Mais tarde, na sala, eu ajustava a camiseta que ela tinha me dado pra usar. Parecia ter sido feita sob medida, o tecido caindo perfeitamente nos meus ombros, me fazendo sentir mais confortável do que eu queria admitir. Mas antes que eu pudesse terminar de ajeitar tudo, Cleo apareceu. E, mano... eu sabia que ela gostava de brincar com a minha cabeça, de me provocar. Mas naquela noite, ela tava jogando pesado, num nível que eu nunca tinha visto.

Ela entrou na sala de um jeito que fazia tudo ao redor parecer insignificante. Uma saia preta curta, aquelas botas de salto que ela adorava, e um top que... Jesus, deixava à mostra a parte de baixo dos seios. A parte de baixo dos seios, mano! Era óbvio que ela tinha feito de propósito, só pra ver a minha reação. E, claro, eu reagi do jeito esperado.

— Caralho, Cleo, cê vai mesmo sair assim? — falei, sem conseguir disfarçar a irritação.

Ela sorriu. Mas não era qualquer sorriso. Era aquele sorriso atrevido, cheio de malícia, o tipo de sorriso que mexia com tudo dentro de mim. O tipo de sorriso que fazia meu estômago dar voltas.

— Qual o problema?
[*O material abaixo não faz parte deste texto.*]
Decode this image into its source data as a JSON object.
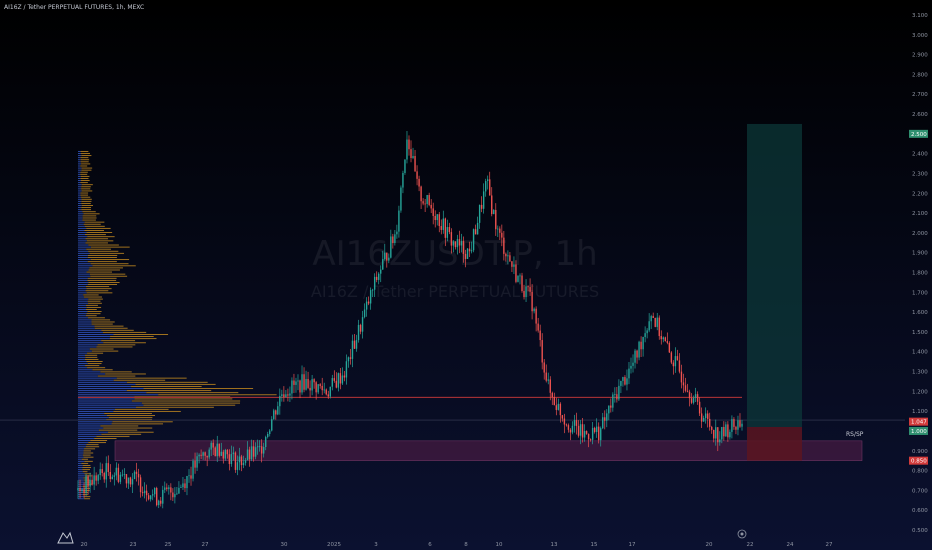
{
  "header": {
    "symbol_line": "AI16Z / Tether PERPETUAL FUTURES, 1h, MEXC"
  },
  "watermark": {
    "symbol": "AI16ZUSDT.P, 1h",
    "description": "AI16Z / Tether PERPETUAL FUTURES"
  },
  "position_label": "RS/SP",
  "colors": {
    "background": "#06091a",
    "up_candle": "#26a69a",
    "down_candle": "#ef5350",
    "volume_profile_up": "#2e4fb5",
    "volume_profile_down": "#b07d1f",
    "resistance_line": "#d23b3b",
    "support_zone": "#5a1f4a",
    "target_zone": "#0d3a3a",
    "stop_zone": "#5a1521",
    "axis_text": "#8f95a3"
  },
  "chart_data": {
    "type": "candlestick",
    "title": "",
    "y_axis": {
      "ticks": [
        "3.100",
        "3.000",
        "2.900",
        "2.800",
        "2.700",
        "2.600",
        "2.500",
        "2.400",
        "2.300",
        "2.200",
        "2.100",
        "2.000",
        "1.900",
        "1.800",
        "1.700",
        "1.600",
        "1.500",
        "1.400",
        "1.300",
        "1.200",
        "1.100",
        "1.000",
        "0.900",
        "0.800",
        "0.700",
        "0.600",
        "0.500"
      ],
      "range": [
        0.5,
        3.1
      ]
    },
    "x_axis": {
      "ticks": [
        "20",
        "23",
        "25",
        "27",
        "30",
        "2025",
        "3",
        "6",
        "8",
        "10",
        "13",
        "15",
        "17",
        "20",
        "22",
        "24",
        "27"
      ]
    },
    "price_path": [
      [
        0,
        0.7
      ],
      [
        5,
        0.8
      ],
      [
        10,
        0.76
      ],
      [
        14,
        0.66
      ],
      [
        18,
        0.72
      ],
      [
        22,
        0.88
      ],
      [
        25,
        0.92
      ],
      [
        28,
        0.84
      ],
      [
        32,
        0.9
      ],
      [
        36,
        1.2
      ],
      [
        40,
        1.25
      ],
      [
        44,
        1.2
      ],
      [
        47,
        1.3
      ],
      [
        50,
        1.55
      ],
      [
        53,
        1.8
      ],
      [
        56,
        2.0
      ],
      [
        58,
        2.5
      ],
      [
        60,
        2.2
      ],
      [
        63,
        2.1
      ],
      [
        66,
        1.95
      ],
      [
        69,
        1.9
      ],
      [
        72,
        2.25
      ],
      [
        74,
        2.0
      ],
      [
        77,
        1.8
      ],
      [
        80,
        1.65
      ],
      [
        83,
        1.2
      ],
      [
        86,
        1.05
      ],
      [
        89,
        0.98
      ],
      [
        92,
        1.0
      ],
      [
        95,
        1.2
      ],
      [
        98,
        1.35
      ],
      [
        101,
        1.6
      ],
      [
        104,
        1.4
      ],
      [
        107,
        1.25
      ],
      [
        110,
        1.08
      ],
      [
        113,
        0.97
      ],
      [
        115,
        1.02
      ],
      [
        117,
        1.05
      ]
    ],
    "resistance_level": 1.17,
    "support_zone": [
      0.85,
      0.95
    ],
    "position": {
      "entry": 1.02,
      "target": 2.55,
      "stop": 0.85
    },
    "price_axis_markers": {
      "target": "2.500",
      "current": "1.047",
      "entry": "1.000",
      "stop": "0.850"
    }
  }
}
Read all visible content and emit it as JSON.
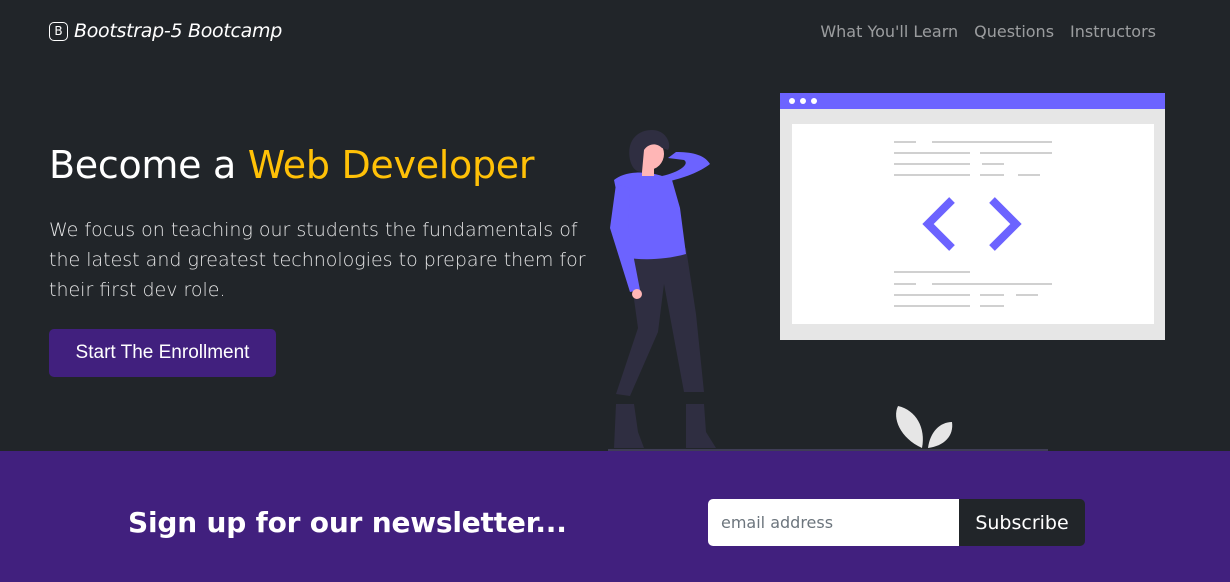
{
  "navbar": {
    "brand_icon": "B",
    "brand_text": "Bootstrap-5 Bootcamp",
    "links": [
      {
        "label": "What You'll Learn"
      },
      {
        "label": "Questions"
      },
      {
        "label": "Instructors"
      }
    ]
  },
  "hero": {
    "title_prefix": "Become a ",
    "title_accent": "Web Developer",
    "lead": "We focus on teaching our students the fundamentals of the latest and greatest technologies to prepare them for their first dev role.",
    "cta_label": "Start The Enrollment"
  },
  "newsletter": {
    "title": "Sign up for our newsletter...",
    "input_placeholder": "email address",
    "input_value": "",
    "button_label": "Subscribe"
  },
  "colors": {
    "background": "#212529",
    "accent": "#ffc107",
    "primary_purple": "#41207e",
    "illustration_purple": "#6c63ff"
  }
}
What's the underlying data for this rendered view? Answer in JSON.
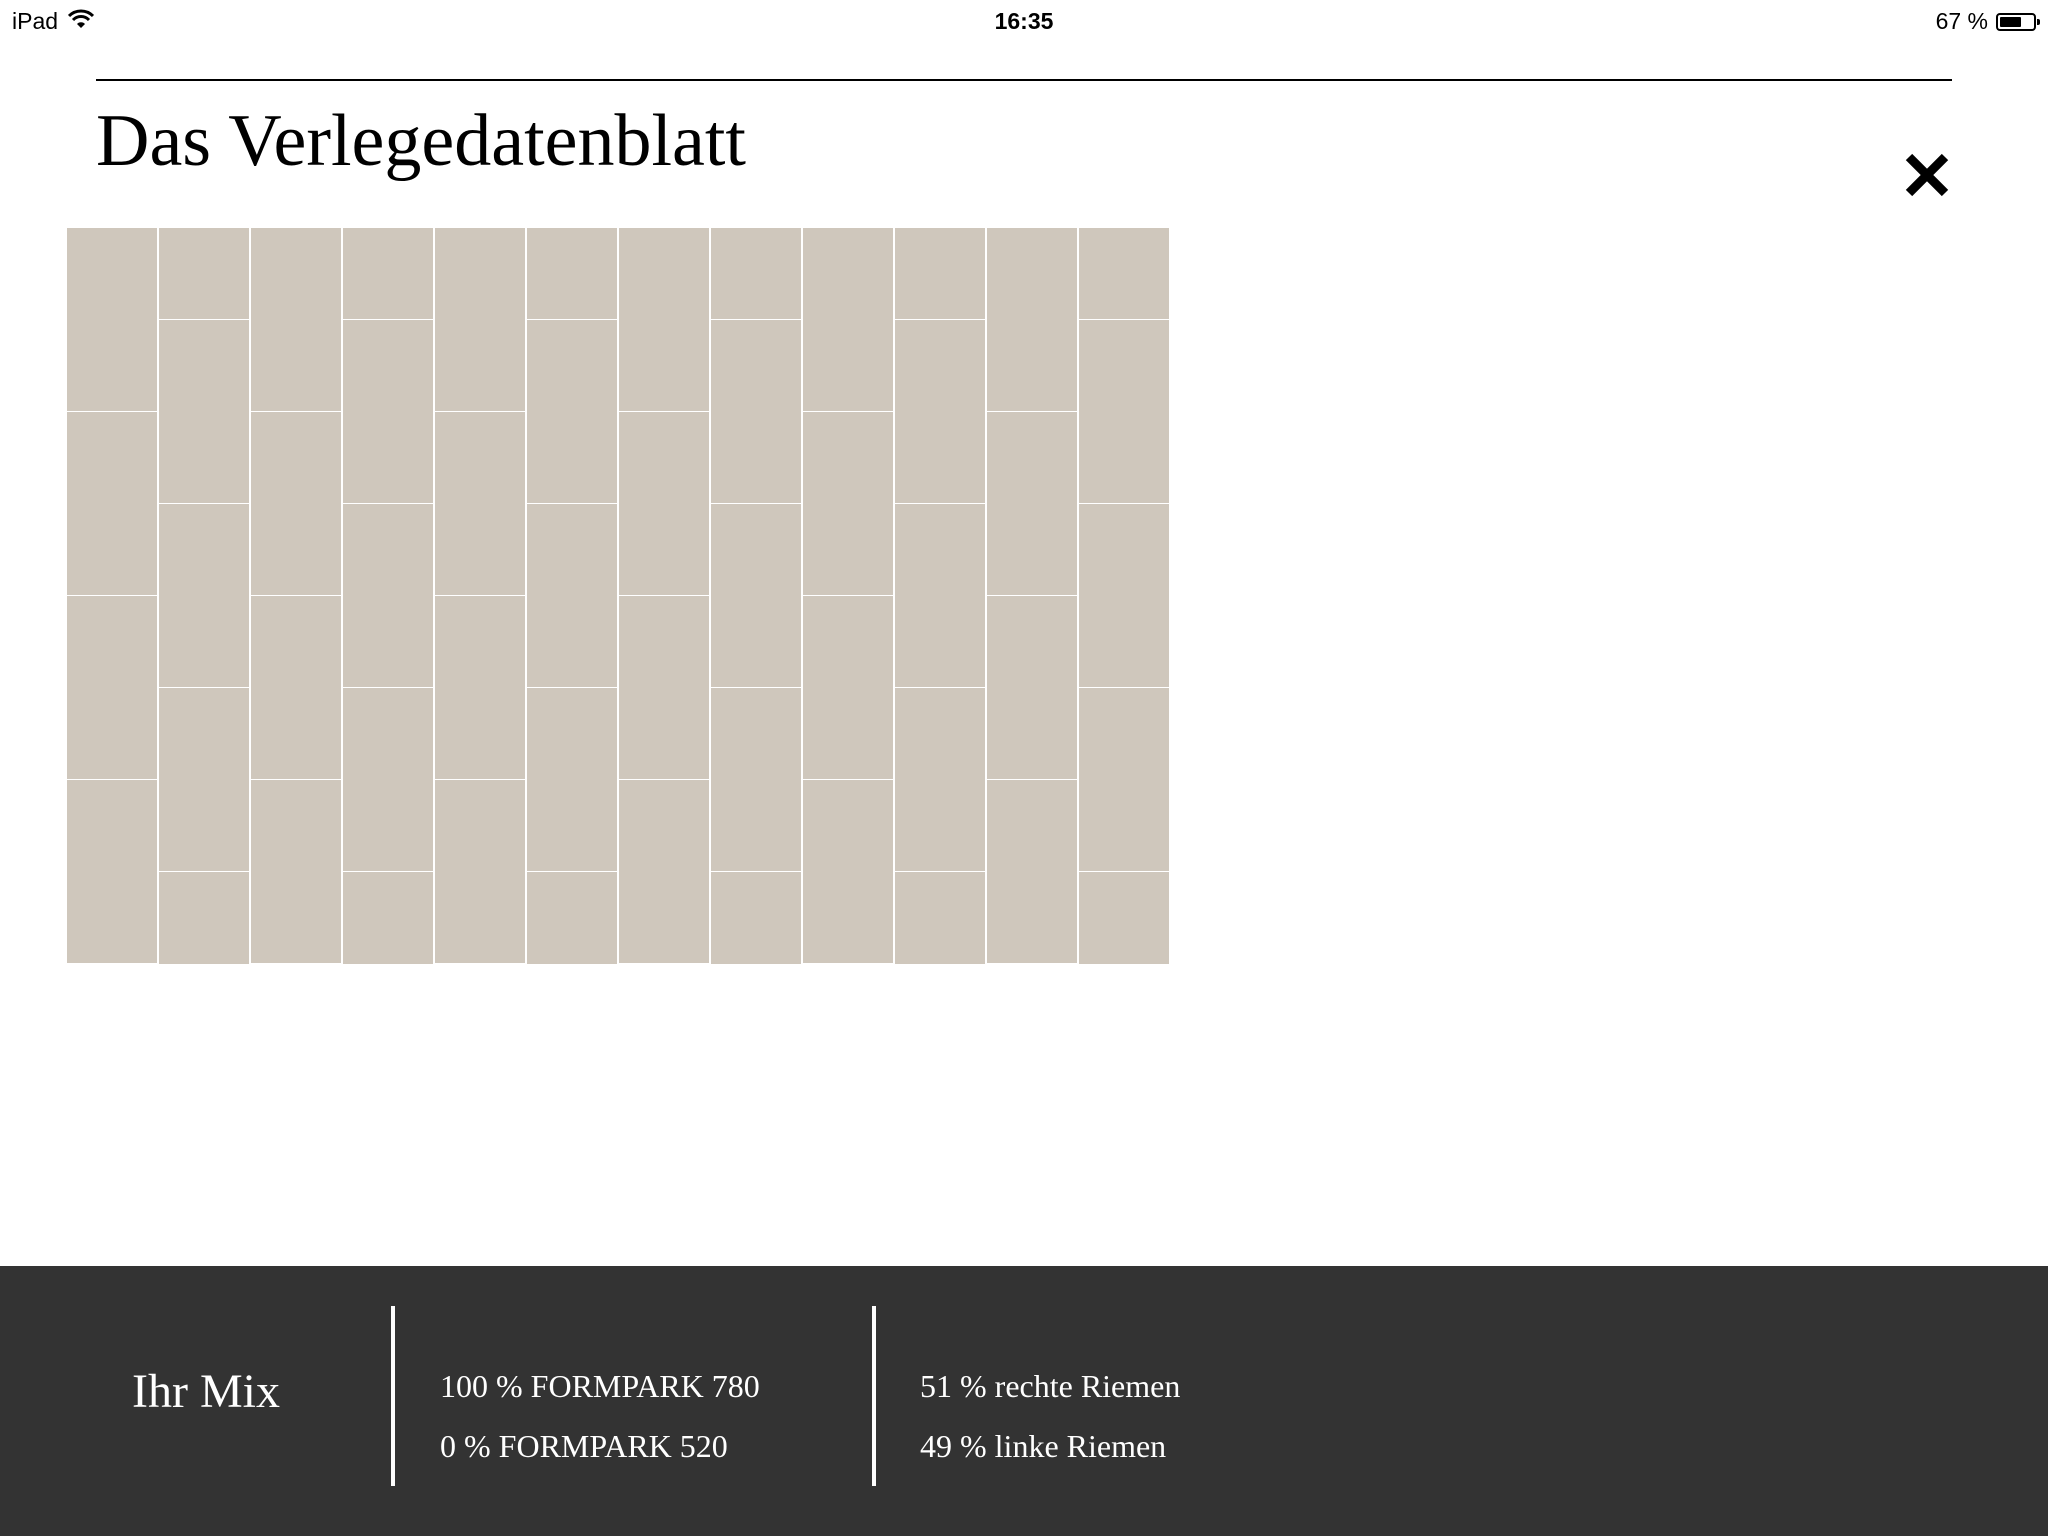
{
  "status_bar": {
    "device": "iPad",
    "time": "16:35",
    "battery_text": "67 %",
    "battery_level": 0.67,
    "wifi_icon": "wifi-icon",
    "battery_icon": "battery-icon"
  },
  "header": {
    "title": "Das Verlegedatenblatt",
    "close_icon": "close-icon"
  },
  "pattern": {
    "colors": {
      "light": "#d8d2cb",
      "dark": "#cfc7bc",
      "gap": "#ffffff"
    },
    "rows": 8,
    "columns": 12
  },
  "footer": {
    "label": "Ihr Mix",
    "products": [
      "100 % FORMPARK 780",
      "0 % FORMPARK 520"
    ],
    "strips": [
      "51 % rechte Riemen",
      "49 % linke Riemen"
    ]
  }
}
Tá morrendo de ciúmes agora, é? — Ela respondeu, com a voz leve, mas com um brilho nos olhos que me dizia que sabia exatamente o que tava fazendo comigo.

— Não é ciúmes, é bom senso. — Tentei controlar o tom da voz, mas já sabia que era inútil. — Cê parece que tá indo matar alguém com essa roupa.

— Boa. Esse é o objetivo. — Ela piscou, ajeitando o top como se fosse a coisa mais natural do mundo sair com quase metade daqueles peitos à mostra.

O coração bateu mais rápido. Eu sabia que ela adorava brincar desse jeito, sempre testando meus limites, me deixando num vai e vem entre desejo e frustração. E, mesmo assim, toda vez que ela fazia isso, eu me sentia como se fosse a primeira vez. Minha mente voltou praquela maldita provocação de mais cedo, quando ela brincou sobre me pegar se eu não fosse o melhor amigo. O problema é que, às vezes, eu pensava o mesmo. Só que, diferente dela, eu guardava isso bem fundo, porque sabia o risco que corríamos. A experiência de cinco anos atrás não me deixava esquecer. Tentamos uma vez. E quase perdemos tudo.

Mas ali, parado, olhando pra ela... Como diabos eu conseguia segurar qualquer atração que sentia? Cleo estava deslumbrante, uma mistura de anjo e diaba, irresistível de um jeito que ninguém mais era. Eu queria protegê-la, sempre quis. Só que a Cleo não era o tipo de pessoa que deixava alguém fazer isso. Ela era forte, livre, impossível de ser controlada.

— Vem, nerdão. A balada nos espera. — Ela riu, já indo em direção à porta, me puxando de volta pra realidade.

Engoli em seco, tentando disfarçar o caos que ela sempre causava dentro de mim. Não era só aquela roupa, era ela. Cleo podia estar vestida de pijama ou naquele look matador, e o efeito seria o mesmo. Ela tinha um poder sobre mim que eu nunca conseguia explicar, e mesmo que eu soubesse que ela me amava como amigo, tinha que manter o que eu sentia sob controle. Porque o que a gente tinha — essa amizade, essa cumplicidade — era a coisa mais preciosa da minha vida.

E a última coisa que eu queria era perder Cleo.